Coco’s turmoil comes into focus when Ane takes her three children back to the village in the Spanish Basque country where she grew up, where her father worked and where most of her family still lives. They are an abrasively intimate, inquisitive clan, quick to judge. Lita intuits almost immediately that Ane’s marriage is fraying and keeps returning to the subject, determined to nut it out of her. Her sister Leire senses that money is short and insists on buying Ane and the children outfits to wear to a family baptism. Will this be the moment Coco wears a frock in public? Nobody discusses that directly either, but their anxiety spills over into a confrontation when Coco strokes the dresses in a designer shop and leaves marks on them.
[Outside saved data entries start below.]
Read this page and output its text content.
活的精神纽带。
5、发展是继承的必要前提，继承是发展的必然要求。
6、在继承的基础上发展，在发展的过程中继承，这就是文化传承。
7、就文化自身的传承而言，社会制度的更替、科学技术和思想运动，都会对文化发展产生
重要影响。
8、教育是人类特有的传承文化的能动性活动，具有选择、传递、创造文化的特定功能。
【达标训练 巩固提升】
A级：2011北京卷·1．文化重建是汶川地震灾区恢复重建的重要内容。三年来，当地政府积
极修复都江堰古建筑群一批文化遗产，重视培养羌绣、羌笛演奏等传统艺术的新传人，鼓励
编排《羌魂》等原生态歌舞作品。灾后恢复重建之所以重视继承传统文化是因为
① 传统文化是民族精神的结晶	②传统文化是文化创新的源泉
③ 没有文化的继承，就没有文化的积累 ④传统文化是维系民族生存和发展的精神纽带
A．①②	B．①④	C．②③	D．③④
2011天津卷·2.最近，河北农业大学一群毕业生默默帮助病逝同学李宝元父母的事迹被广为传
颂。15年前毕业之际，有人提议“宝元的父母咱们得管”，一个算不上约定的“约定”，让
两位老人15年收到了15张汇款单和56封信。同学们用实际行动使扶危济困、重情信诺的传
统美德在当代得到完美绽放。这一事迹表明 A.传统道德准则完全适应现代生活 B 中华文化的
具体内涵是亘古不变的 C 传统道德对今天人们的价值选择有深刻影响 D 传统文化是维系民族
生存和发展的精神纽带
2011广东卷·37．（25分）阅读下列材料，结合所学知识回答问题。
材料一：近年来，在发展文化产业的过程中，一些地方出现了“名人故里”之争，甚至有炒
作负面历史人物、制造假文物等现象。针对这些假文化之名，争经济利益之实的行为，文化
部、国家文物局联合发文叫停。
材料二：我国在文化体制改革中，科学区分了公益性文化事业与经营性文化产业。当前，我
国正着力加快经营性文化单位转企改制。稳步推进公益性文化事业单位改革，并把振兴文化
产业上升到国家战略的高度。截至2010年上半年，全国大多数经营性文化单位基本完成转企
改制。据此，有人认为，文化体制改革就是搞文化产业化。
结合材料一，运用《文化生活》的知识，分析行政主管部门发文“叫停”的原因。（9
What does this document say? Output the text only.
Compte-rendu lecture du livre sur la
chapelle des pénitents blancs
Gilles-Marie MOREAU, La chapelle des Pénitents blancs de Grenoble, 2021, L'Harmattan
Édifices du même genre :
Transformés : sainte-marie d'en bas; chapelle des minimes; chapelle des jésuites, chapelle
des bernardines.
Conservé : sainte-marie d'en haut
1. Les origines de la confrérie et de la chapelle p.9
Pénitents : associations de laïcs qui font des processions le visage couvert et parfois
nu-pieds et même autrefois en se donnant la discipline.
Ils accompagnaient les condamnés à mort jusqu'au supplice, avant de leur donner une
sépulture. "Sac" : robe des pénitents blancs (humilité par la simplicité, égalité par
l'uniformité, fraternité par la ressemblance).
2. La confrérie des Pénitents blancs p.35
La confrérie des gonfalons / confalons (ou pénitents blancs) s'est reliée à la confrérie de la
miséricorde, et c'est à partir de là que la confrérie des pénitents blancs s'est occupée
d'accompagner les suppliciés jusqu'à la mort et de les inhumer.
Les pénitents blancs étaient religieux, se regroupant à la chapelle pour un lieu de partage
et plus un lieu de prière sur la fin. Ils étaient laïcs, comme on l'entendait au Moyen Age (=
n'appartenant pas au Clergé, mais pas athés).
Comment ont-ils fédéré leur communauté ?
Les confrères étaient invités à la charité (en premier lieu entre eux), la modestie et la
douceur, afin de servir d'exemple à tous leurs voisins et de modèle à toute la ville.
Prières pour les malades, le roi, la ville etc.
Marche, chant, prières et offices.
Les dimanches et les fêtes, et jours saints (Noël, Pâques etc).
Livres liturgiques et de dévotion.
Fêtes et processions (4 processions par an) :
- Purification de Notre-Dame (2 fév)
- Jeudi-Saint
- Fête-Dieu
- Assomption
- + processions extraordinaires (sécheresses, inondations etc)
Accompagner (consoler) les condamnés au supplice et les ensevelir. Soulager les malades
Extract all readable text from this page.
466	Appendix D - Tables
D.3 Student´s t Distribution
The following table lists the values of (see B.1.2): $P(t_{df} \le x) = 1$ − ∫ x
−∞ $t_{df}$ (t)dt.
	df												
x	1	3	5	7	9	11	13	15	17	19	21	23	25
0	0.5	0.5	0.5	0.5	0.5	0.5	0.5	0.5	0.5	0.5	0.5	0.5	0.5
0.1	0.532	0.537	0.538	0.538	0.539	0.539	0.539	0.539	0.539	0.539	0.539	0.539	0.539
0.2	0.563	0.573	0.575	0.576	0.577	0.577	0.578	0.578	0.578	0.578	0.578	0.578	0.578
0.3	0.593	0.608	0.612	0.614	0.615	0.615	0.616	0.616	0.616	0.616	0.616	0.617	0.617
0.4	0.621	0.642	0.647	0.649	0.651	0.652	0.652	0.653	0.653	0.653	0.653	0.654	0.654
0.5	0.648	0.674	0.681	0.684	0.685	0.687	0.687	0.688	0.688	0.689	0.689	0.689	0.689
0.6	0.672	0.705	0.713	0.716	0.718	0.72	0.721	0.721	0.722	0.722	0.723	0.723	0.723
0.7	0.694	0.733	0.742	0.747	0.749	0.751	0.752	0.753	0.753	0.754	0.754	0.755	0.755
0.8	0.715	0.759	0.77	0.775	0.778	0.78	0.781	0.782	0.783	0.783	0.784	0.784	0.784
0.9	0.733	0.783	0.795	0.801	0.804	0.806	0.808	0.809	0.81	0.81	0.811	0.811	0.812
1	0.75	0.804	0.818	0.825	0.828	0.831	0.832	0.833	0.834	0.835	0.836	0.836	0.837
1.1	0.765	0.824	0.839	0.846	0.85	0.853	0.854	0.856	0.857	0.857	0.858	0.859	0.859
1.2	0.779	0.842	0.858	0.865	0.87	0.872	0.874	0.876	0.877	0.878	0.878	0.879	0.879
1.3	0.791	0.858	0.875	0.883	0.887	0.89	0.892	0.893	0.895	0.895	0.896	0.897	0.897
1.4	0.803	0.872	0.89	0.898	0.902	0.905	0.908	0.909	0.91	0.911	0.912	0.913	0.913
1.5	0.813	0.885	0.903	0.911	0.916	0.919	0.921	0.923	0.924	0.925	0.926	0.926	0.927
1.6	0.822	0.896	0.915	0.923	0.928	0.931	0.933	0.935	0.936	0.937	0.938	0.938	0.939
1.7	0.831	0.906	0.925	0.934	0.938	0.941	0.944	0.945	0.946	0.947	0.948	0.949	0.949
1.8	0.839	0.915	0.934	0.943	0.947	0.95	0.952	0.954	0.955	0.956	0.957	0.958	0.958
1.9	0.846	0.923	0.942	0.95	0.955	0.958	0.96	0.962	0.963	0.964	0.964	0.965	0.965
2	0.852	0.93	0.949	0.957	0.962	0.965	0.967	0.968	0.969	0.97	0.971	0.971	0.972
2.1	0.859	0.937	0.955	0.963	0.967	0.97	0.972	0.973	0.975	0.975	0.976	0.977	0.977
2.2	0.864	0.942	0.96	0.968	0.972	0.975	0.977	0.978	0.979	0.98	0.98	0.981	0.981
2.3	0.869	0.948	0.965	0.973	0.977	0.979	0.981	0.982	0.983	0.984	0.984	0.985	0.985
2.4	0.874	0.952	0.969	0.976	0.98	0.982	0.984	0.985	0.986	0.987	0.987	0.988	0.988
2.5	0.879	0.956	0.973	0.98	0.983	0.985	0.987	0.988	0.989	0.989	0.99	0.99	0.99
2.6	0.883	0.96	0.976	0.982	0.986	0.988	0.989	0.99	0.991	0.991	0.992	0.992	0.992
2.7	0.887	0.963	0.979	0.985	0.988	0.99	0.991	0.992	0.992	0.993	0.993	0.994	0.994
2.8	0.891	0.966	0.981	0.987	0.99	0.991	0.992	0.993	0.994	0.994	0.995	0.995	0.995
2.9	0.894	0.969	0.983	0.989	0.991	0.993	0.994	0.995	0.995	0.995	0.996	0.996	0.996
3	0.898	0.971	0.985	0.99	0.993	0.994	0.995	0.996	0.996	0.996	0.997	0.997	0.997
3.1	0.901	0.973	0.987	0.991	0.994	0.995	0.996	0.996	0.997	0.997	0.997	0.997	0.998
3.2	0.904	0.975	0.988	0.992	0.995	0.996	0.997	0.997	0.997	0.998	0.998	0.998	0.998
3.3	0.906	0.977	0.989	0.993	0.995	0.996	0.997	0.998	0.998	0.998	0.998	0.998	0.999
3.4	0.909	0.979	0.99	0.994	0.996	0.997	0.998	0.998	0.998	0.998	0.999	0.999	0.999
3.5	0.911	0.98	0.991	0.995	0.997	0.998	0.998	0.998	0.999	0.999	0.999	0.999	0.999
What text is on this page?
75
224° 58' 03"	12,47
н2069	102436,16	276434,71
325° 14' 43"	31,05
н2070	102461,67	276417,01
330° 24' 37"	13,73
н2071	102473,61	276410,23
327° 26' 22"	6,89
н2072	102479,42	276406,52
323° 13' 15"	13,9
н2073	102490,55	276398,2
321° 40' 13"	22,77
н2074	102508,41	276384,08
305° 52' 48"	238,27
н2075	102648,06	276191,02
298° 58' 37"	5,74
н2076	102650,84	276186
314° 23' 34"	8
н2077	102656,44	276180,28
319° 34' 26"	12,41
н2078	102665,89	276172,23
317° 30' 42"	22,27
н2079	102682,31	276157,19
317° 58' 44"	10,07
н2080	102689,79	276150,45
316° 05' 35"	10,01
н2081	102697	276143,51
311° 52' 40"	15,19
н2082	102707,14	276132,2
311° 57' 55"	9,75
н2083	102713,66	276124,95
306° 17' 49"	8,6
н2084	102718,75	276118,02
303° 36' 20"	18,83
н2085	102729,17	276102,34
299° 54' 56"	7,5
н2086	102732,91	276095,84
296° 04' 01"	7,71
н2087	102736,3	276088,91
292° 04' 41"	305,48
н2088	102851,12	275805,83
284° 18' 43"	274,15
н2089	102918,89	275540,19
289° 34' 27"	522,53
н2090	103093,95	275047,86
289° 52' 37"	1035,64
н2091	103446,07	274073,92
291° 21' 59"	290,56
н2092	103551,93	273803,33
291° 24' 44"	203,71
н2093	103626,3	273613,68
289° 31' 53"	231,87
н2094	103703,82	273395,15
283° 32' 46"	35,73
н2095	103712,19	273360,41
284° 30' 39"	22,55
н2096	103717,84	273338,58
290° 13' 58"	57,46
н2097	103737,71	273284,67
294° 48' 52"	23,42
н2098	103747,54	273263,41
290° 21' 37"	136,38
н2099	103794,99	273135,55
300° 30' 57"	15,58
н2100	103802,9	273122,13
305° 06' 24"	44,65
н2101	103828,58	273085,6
Only her great-aunt Lourdes (Ane Gabarain), a heavy-set woman in gumboots who has devoted her life to looking after her bees, seems at ease with Coco’s evolving self. Coco is at ease with her, too. When she is around the hives on the hillside, watching Lourdes smoke out the bees or clean the hives, she slips into referring to herself as a girl quite comfortably. In this bucolic place with its mists and buzzing insects, unchanged for probably hundreds of years, she makes a new friend in Nike, a girl about her age. They swim in the river, far from the teasing crowds at the local pool; they even swap swimming costumes. When Nike looks down as Coco’s trunks come off, she doesn’t turn a hair at what she sees. “There’s a boy in my class with a fanny,” she says, matter-of-factly. “It’s cute.” It is with Nike that Coco first confides what she now feels is her real name, Lucia. The name is taken from a statue in church of St Lucia of Syracuse, who – so the devout granny Lita tells her – “was punished for standing up for what she believed in.”

The beauty of this film is that Solaguren never tries to inflate Lucia’s confusion or discomfort with her mismatched body – at one point, she complains her toes are ugly – into a banner issue. She can’t put a name to what she is experiencing: she’s only 8. Nobody here is going to bang on about gender dysphoria. They just need to learn to live with the situation as each day unfolds, an acceptance that comes much more readily to the children than the adults who worry over them, meaning well. Gina Ferrer Garcia’s hand-held camera bustles between the characters, often uncomfortably close to their faces, creating a claustrophobic sense of togetherness offset by the serene fields and river glades, the rugged profile of the nearby Pyrenees looming in the middle distance, where Lourdes carries on her solitary bee-keeping. Nature has taught her all she needs to know. Her grandfather said that there were 20,000 species of bees, she tells the child she already recognizes as a girl. “And all of them are good.”